Isaïe 8, 23b-9,6

« Le peuple qui marchait dans les ténèbres… »

Père Jean Giblet

Grands thèmes bibliques, p. 42s

       La catastrophe de 587 marque une date capitale dans l’histoire du peuple de Dieu : la ville de Jérusalem tombe sous les coups de Nabuchodonosor ; c’est la ruine du Temple, l’exil, la destruction de toutes les institutions d’Israël, les ténèbres totales. Au peuple dépouillé de tout, des prophètes vont apporter un message d’espérance. Les signes et les gages de l’Alliance, le Temple et la Royauté sont détruits, les ténèbres sont profondes, mais il reste Dieu qui est fidèle et qui, pour son peuple humilié, contrit, réalisera ses promesses : il marchait dans les ténèbres, une grande lumière va luire à l’horizon. Dieu est Celui qui n’abandonne jamais. Et de fait, un jour parut l’aube de la libération : des colonnes d’exilés rentrèrent au pays et commencèrent à reconstruire avec foi. Il n’était pas question de reprendre les manières de faire qui avaient conduit au désastre. Le peuple, privé de ses prérogatives politiques, s’organisera religieusement ; les lois de Moïse et les antiques coutumes d’Israël, les oracles des anciens prophètes et les législations idéales forgées en exil vont le guider. On essayera de reformer le Qahal, la Communauté du désert.

       Cependant, la conscience des carences, le sens aigu du mal agissant en ce monde, vont conduire vers de nouveaux horizons. Loin d’abattre la vision des violences déployées, notamment sous Antiochos IV, le spectacle des faiblesses de trop de Juifs apeurés, amènent à rêver de ces temps futurs dont les prophètes avaient parlé. Un peuple nouveau paraîtra, et alors seulement revivra avec éclat la communauté du désert.

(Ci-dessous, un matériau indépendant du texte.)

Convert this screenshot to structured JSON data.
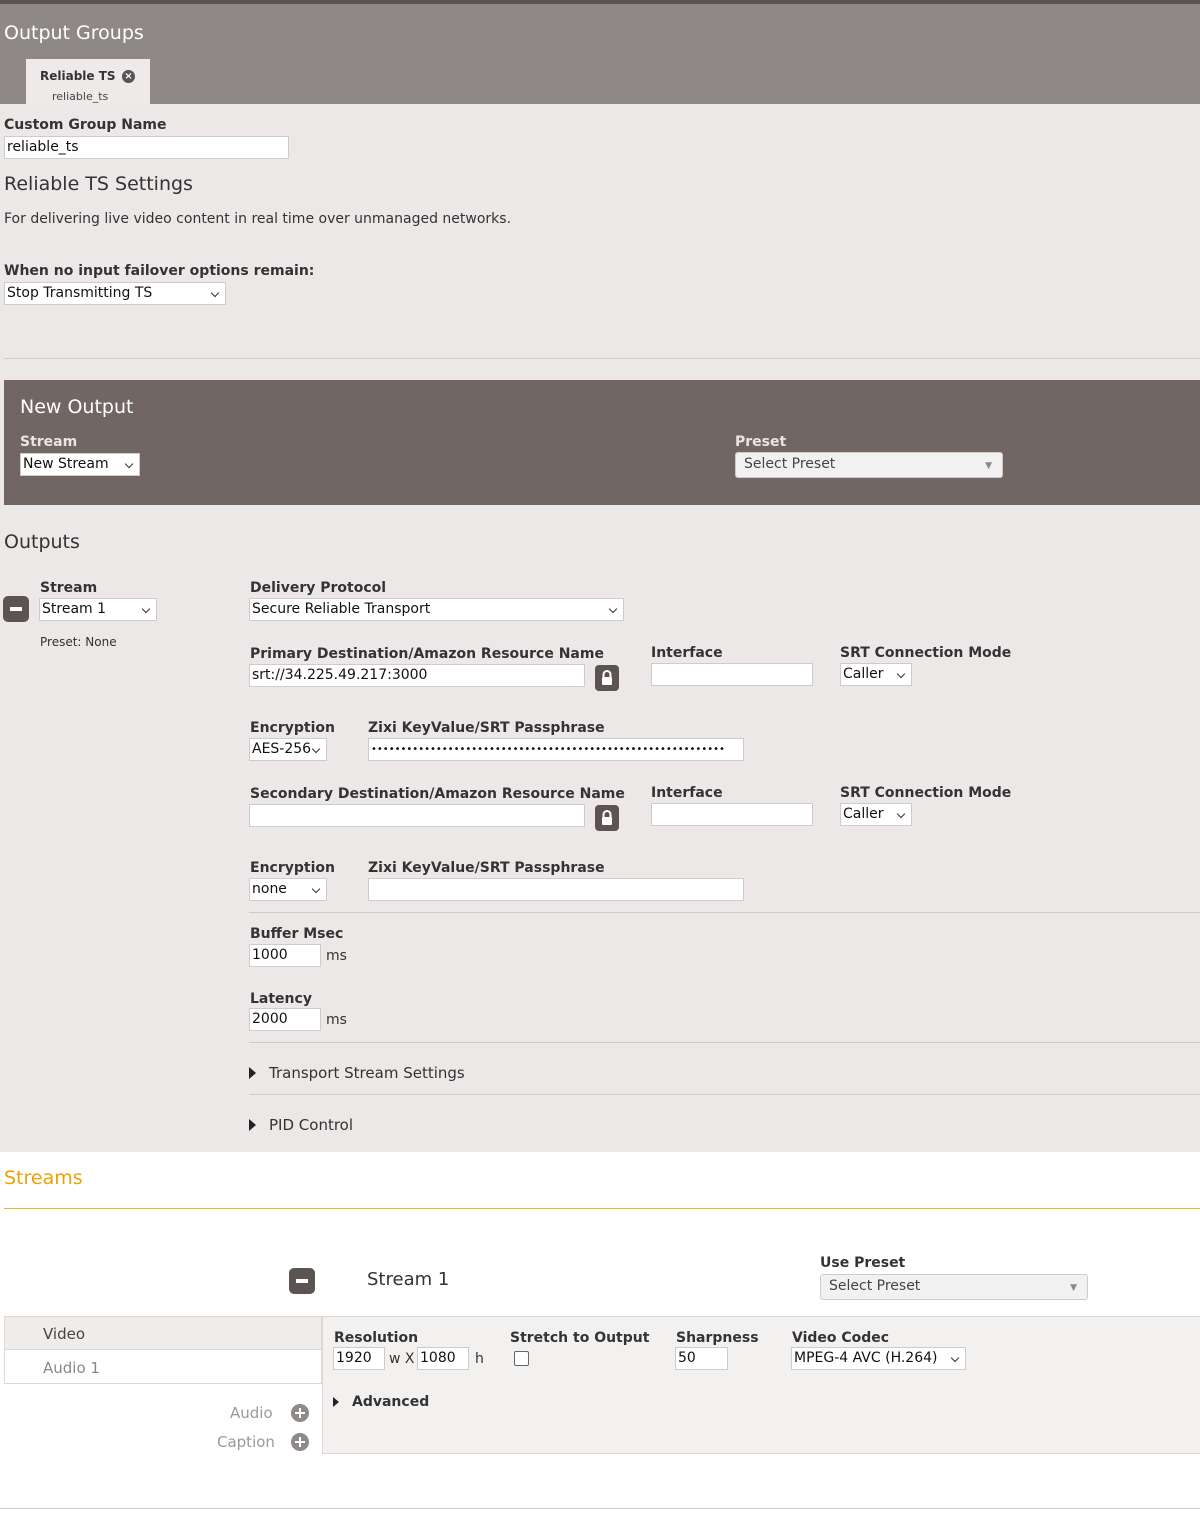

Ce sera un immense don divin, une réalité proprement céleste où les fidèles seront introduits par grâce. Le peuple nouveau sera invité à célébrer la liturgie céleste avec les anges et les saints, et l’on connaîtra Dieu. Tous les peuples y seront invités, et le peuple de Dieu sera dilaté jusqu’aux extrémités du monde. Tandis que certains milieux s’enferment dans le radicalisme et un nationalisme ombrageux, les pauvres aspirent à la venue de l’Envoyé divin qui établira le nouveau peuple de Dieu.

       A la veille du Nouveau Testament, ils sont peu nombreux sans doute à vivre de cette espérance, et petit à petit le peuple a semblé se restreindre : de Moïse à l’exil et aux pauvres de Dieu s’est affirmée la doctrine du petit reste. Ils sont tournés vers le Celui en qui tout va se résumer et duquel tout va naître : Jésus-Christ.